As much as I love Queen Taylor, and I understand where she
is coming from when she says, “And it’s fine to fake it till you make it, till
you do, till its true”, I want to gently remind that sometimes we don’t make it,
sometime more often actually we just change direction, sometimes the roads are
simply too long to allow us to fake it till the end, and in such case it is
absolutely okay to be real with oneself on what your actual reality is. That
reality is the most haunting thing to exist, it makes you feel so small,
miniscule, helpless, optionless, suddenly even the indeterminist gets to believe
in destiny because there is no other answer to the randomness of the timeline,
at the very same time all you might be feeling is how mundane your everyday
looks, and nothing really makes sense. The world is still rotating in the same
direction, but time is moving differently, the cardboard game of Monopoly is
now a play, big players are playing at the biggest play space that we call Earth.

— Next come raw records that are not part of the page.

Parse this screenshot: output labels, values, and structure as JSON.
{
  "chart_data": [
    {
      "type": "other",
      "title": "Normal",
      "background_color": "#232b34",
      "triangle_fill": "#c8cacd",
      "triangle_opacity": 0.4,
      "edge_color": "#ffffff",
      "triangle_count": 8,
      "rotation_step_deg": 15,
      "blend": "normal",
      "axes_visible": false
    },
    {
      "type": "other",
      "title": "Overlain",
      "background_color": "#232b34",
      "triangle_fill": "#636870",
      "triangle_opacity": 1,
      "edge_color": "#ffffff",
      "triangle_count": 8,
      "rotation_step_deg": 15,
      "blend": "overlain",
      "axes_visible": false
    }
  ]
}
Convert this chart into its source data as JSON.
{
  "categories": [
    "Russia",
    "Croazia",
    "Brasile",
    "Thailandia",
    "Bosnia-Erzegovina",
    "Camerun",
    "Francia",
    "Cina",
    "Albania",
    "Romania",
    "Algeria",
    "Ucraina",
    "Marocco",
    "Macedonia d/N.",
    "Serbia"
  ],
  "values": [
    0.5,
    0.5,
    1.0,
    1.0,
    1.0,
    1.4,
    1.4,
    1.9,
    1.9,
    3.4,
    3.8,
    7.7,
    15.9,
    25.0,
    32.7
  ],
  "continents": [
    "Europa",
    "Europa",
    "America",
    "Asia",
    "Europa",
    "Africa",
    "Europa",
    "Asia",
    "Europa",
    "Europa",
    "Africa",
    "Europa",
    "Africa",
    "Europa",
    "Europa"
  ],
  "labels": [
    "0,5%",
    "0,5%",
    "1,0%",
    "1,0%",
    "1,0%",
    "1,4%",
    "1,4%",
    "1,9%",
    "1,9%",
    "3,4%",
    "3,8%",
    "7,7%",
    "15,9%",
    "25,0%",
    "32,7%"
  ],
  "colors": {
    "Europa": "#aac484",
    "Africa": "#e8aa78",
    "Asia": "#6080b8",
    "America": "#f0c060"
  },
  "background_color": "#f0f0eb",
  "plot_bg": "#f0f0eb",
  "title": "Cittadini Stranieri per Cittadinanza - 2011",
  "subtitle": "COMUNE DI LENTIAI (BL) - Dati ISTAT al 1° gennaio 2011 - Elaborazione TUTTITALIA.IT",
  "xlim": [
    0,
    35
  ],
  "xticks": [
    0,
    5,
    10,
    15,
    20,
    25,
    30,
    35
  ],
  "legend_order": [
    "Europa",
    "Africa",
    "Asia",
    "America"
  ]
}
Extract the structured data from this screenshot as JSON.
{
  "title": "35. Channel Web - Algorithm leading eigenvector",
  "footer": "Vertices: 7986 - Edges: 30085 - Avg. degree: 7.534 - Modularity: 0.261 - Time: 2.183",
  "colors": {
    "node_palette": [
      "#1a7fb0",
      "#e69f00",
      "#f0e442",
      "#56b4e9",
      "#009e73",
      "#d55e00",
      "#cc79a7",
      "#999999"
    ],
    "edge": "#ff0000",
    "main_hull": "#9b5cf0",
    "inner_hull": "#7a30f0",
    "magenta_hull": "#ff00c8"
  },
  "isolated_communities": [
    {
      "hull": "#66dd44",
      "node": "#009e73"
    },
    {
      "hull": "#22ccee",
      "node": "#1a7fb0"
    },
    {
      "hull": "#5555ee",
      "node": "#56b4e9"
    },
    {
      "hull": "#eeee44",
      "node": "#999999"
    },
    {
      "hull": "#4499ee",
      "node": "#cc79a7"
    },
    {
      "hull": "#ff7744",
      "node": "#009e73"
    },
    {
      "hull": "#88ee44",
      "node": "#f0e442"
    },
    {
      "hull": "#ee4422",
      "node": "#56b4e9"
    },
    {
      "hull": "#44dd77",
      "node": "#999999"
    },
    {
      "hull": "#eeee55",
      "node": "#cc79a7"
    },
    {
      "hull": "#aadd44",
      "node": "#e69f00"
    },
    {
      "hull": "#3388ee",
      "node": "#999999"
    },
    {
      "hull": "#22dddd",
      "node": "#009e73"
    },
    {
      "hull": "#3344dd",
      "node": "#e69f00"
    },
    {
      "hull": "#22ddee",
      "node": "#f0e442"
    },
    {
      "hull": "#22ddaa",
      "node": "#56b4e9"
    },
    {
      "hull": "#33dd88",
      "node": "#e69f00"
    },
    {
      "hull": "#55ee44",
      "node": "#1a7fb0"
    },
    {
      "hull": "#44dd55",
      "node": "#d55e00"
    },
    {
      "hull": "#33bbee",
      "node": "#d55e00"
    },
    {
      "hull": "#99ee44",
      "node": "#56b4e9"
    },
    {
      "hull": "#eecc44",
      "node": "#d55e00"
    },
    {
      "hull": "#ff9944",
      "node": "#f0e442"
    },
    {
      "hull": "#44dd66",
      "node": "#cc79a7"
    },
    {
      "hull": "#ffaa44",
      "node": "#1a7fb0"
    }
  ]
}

Unlike those summer breaks when we used to sit in front of the cooler, eating
chips and sipping cool orange and red coloured drinks, these days summers are
really hot, the Global warming we used to write essays on and study about is
today’s reality, more so because people with bigger notes in Monopoly have decided
to finally demolish smaller buildings and create something of their own,
ignoring the fact that the cardboard they are playing on is decaying faster
than it was before.
The uncertainty is eating my head, and all I could wish is to
return home and have that summer from my childhood once more and play Uno with
all skip cards so that I can finally win that game, as "Life Goes On".